Par la suite, nous nous intéressons au travail éditorial de l’auteur. Cocteau relit, corrige et
organise ses notes manuscrites et transforme ses cahiers en des livres qu’il publie de son vivant. Par
ailleurs, la défense d’une publication posthume pour son dernier journal ne marque pas un choix
générique réel. Elle témoigne de son désir de contredire la mode gidienne du journal et par
conséquent, de se distinguer de ce diariste majeur du XXème siècle. Ainsi, les multiples
commentaires justifiant ce type de publication sont contradictoires. Plus encore, le poète essaye de
contrôler d’outre-tombe la publication du Passé défini en multipliant les adresses à ses éditeurs et en
illustrant le « phénomène des cahiers19 ».

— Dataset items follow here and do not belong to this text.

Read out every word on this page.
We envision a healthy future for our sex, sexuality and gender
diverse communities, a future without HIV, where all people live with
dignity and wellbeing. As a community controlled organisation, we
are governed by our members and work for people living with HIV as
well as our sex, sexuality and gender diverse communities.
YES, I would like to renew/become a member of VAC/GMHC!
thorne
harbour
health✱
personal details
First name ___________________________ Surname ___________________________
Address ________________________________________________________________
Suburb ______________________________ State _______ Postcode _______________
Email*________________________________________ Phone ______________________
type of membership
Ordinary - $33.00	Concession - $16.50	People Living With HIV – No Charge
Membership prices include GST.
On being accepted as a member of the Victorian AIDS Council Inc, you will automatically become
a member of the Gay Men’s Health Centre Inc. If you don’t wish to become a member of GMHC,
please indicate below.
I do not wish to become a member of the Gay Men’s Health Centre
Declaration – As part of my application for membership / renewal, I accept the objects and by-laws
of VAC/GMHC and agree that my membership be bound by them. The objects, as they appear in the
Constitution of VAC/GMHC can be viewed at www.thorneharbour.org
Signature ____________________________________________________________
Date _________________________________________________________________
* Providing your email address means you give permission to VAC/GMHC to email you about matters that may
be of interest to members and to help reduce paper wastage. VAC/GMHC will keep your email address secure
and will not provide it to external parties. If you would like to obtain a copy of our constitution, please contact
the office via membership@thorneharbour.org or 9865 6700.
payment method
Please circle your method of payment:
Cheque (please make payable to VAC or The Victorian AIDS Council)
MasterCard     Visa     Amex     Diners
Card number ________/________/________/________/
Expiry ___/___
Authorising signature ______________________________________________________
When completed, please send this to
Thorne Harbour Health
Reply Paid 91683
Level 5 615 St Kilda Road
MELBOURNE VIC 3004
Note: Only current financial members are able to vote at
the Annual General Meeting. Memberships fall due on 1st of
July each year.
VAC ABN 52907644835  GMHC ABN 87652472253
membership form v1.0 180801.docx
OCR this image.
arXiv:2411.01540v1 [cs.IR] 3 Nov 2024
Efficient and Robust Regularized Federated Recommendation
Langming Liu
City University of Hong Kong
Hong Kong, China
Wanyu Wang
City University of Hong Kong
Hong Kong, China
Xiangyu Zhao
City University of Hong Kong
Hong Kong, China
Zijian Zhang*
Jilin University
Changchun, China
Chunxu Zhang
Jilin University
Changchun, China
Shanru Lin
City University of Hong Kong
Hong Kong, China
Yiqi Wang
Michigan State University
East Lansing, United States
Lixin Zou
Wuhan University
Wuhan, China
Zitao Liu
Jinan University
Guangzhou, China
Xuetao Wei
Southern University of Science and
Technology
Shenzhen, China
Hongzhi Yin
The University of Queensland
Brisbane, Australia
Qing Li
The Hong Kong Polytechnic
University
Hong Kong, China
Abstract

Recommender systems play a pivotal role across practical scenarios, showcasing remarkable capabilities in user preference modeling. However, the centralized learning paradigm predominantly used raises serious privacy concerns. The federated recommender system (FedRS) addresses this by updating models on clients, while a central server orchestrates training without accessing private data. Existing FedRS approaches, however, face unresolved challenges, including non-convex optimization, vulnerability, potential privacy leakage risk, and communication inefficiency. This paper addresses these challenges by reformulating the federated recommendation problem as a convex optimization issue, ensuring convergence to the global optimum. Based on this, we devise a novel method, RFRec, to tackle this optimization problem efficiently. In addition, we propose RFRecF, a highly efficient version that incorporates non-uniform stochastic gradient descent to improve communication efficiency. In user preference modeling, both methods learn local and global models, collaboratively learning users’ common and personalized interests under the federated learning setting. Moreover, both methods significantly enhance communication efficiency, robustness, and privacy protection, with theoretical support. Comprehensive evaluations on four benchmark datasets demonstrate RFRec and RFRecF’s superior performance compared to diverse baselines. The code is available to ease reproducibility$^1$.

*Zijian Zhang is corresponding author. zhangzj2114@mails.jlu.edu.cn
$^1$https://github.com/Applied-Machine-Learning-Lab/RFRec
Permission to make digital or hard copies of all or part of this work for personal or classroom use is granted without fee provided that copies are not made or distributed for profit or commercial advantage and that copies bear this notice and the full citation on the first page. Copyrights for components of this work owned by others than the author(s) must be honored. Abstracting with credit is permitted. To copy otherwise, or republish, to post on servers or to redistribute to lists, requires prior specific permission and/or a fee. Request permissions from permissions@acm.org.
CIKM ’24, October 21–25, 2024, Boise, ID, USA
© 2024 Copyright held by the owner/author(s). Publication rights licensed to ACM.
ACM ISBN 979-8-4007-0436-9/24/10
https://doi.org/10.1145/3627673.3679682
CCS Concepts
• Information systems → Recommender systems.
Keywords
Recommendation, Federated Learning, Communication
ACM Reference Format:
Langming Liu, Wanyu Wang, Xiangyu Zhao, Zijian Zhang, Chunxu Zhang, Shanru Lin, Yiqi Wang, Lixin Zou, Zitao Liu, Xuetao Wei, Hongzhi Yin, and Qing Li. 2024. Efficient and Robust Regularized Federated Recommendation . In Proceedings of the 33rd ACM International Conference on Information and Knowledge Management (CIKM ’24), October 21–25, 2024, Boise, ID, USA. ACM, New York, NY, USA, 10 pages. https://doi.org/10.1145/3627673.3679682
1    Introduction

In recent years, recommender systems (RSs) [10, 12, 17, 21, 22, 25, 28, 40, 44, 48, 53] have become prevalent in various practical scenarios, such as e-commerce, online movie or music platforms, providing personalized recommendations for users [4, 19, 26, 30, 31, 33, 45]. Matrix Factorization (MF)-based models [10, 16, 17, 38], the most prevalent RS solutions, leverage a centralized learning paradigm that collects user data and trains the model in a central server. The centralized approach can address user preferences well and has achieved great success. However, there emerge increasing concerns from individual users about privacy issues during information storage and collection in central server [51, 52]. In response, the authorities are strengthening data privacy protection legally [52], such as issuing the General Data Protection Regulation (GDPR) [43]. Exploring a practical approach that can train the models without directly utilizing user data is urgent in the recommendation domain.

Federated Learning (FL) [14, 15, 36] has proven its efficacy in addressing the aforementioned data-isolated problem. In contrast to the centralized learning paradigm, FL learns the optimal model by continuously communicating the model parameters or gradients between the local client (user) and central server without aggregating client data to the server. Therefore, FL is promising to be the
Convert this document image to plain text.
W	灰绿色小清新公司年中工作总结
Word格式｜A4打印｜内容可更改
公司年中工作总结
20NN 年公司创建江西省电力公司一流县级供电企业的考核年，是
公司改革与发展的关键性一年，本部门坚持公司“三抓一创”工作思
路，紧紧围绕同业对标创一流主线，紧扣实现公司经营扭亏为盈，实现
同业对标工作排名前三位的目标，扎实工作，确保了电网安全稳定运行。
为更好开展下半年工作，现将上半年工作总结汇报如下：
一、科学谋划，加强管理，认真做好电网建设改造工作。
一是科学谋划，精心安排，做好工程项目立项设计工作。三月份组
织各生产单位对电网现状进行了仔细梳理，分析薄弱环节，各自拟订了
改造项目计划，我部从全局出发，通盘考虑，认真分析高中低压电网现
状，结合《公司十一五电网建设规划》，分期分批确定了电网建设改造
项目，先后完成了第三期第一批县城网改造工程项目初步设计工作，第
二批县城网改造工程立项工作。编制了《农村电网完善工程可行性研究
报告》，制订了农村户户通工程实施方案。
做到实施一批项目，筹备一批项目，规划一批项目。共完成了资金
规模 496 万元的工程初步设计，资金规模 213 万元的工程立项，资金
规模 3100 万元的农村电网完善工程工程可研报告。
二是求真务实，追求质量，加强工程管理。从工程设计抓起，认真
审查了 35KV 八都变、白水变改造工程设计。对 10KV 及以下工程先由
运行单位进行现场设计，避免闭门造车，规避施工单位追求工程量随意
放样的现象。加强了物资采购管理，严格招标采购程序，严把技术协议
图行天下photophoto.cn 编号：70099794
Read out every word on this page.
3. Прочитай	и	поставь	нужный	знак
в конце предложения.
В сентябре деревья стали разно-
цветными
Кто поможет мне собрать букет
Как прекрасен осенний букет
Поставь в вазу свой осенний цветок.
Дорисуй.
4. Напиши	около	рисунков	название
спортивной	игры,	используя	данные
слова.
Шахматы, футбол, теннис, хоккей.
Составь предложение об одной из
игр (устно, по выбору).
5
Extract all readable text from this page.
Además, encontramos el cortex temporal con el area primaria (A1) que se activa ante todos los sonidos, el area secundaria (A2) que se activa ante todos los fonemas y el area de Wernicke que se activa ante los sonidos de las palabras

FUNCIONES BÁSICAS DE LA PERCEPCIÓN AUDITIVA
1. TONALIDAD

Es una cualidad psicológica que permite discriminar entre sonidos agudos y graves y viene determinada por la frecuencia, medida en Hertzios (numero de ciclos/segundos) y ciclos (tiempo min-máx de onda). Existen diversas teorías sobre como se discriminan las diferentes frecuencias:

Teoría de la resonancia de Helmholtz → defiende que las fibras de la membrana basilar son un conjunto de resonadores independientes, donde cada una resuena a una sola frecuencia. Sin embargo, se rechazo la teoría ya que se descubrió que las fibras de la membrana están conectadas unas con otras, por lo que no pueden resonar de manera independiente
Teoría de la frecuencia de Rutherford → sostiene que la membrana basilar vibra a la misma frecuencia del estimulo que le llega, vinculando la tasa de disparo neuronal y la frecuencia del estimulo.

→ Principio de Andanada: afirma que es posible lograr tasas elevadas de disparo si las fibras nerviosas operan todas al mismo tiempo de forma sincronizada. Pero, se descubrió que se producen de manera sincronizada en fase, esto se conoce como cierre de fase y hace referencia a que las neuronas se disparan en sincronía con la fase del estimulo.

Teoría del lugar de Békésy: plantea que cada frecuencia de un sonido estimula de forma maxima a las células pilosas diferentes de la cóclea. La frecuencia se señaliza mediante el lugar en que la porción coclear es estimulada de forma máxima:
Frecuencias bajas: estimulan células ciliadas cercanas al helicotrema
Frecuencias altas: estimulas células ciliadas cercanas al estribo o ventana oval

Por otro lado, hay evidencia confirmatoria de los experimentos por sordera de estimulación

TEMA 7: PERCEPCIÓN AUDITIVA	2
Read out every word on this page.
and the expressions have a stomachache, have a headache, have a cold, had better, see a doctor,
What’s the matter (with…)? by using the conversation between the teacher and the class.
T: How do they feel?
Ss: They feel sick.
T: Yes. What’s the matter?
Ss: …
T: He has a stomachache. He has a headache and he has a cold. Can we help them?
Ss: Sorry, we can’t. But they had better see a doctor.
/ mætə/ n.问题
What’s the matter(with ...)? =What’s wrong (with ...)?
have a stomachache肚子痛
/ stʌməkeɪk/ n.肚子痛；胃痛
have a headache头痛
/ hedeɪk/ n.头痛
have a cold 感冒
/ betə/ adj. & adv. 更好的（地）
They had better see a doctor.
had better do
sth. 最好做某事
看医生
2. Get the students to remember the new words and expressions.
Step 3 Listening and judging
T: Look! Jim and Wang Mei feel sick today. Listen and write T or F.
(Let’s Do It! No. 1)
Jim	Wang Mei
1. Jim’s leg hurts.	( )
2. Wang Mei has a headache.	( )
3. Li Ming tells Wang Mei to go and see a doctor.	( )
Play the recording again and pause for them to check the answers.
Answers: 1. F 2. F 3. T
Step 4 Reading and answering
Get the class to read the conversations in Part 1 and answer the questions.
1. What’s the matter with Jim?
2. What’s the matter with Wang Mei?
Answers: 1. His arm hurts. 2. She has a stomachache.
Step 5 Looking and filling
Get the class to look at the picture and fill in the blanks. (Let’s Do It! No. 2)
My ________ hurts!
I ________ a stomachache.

La quatrième et dernière partie de notre travail est axée sur le lecteur des journaux
coctéliens. Il nous faudra définir le destinataire modèle du poète. Les « amis inconnus20 » du diariste
sont des confidents qui le jugent avec amour, des spécialistes qui décryptent son langage et des

                                                                                                               
19
Le Passé défini, tome V, op. cit., p. 532. Ce « curieux phénomène des cahiers » marque la correspondance entre la fin
d’un cahier de son journal personnel et l’achèvement d’une période de sa vie.
20
La première mention de ces « amis inconnus » date d’Opium, op. cit., p. 13.
créateurs avides d’apprendre aux contacts de ses travaux. Cocteau ne se contente pas de présenter
l’image de ses interlocuteurs : il motive leur présence au sein même de ses journaux. Ainsi, il
privilégie la conversation et organise ses textes en fonction de l’identité du lecteur visé. La
programmation du destinataire est d’une importance capitale pour le diariste : d’une part, elle
témoigne du statut littéraire de ses journaux et, d’autre part, elle atteste de son pouvoir démiurgique.
Plus encore, l’auteur cherche à se rendre immortel grâce à la destination de ses journaux. En
s’inspirant des Essais de Montaigne, Cocteau illustre le fonctionnement idéal de ses messages dans
La Difficulté d’être. Le poète incarné dans son livre, est ressuscité par « un tour de passe-passe21 »
entre les mains du lecteur. L’œuvre s’anime et le destinataire est contaminé par la présence de
l’auteur : le poète inconnu, démasqué par le lecteur, est immortalisé.

∗∗∗

Si certains journaux de Cocteau, comme La Belle et la Bête ou Le Passé défini, peuvent être
considérés comme des annexes à ses œuvres, il est important de rappeler que l’ensemble de la
production diaristique du poète est au centre de sa conception de l’art. C’est dans ses journaux que
Cocteau élabore son mécanisme de création et édifie sa morale de travail. Plus encore, c’est dans
ces textes que le poète définit le lecteur modèle de sa poésie et présente le livre exemplaire, cette
œuvre-existence qui se confondrait à la substance même de son auteur et qui assurerait par
conséquent, l’immortalité de ce dernier.
Le rapport de dépendance entre le journal et les autres œuvres de Cocteau paraît alors
secondaire à l’analyse du rôle de chacune des formes d’expression du poète à la construction de son
univers de création.

∗∗∗

                                                                                                               
21
La Difficulté d’être, op. cit., p. 176.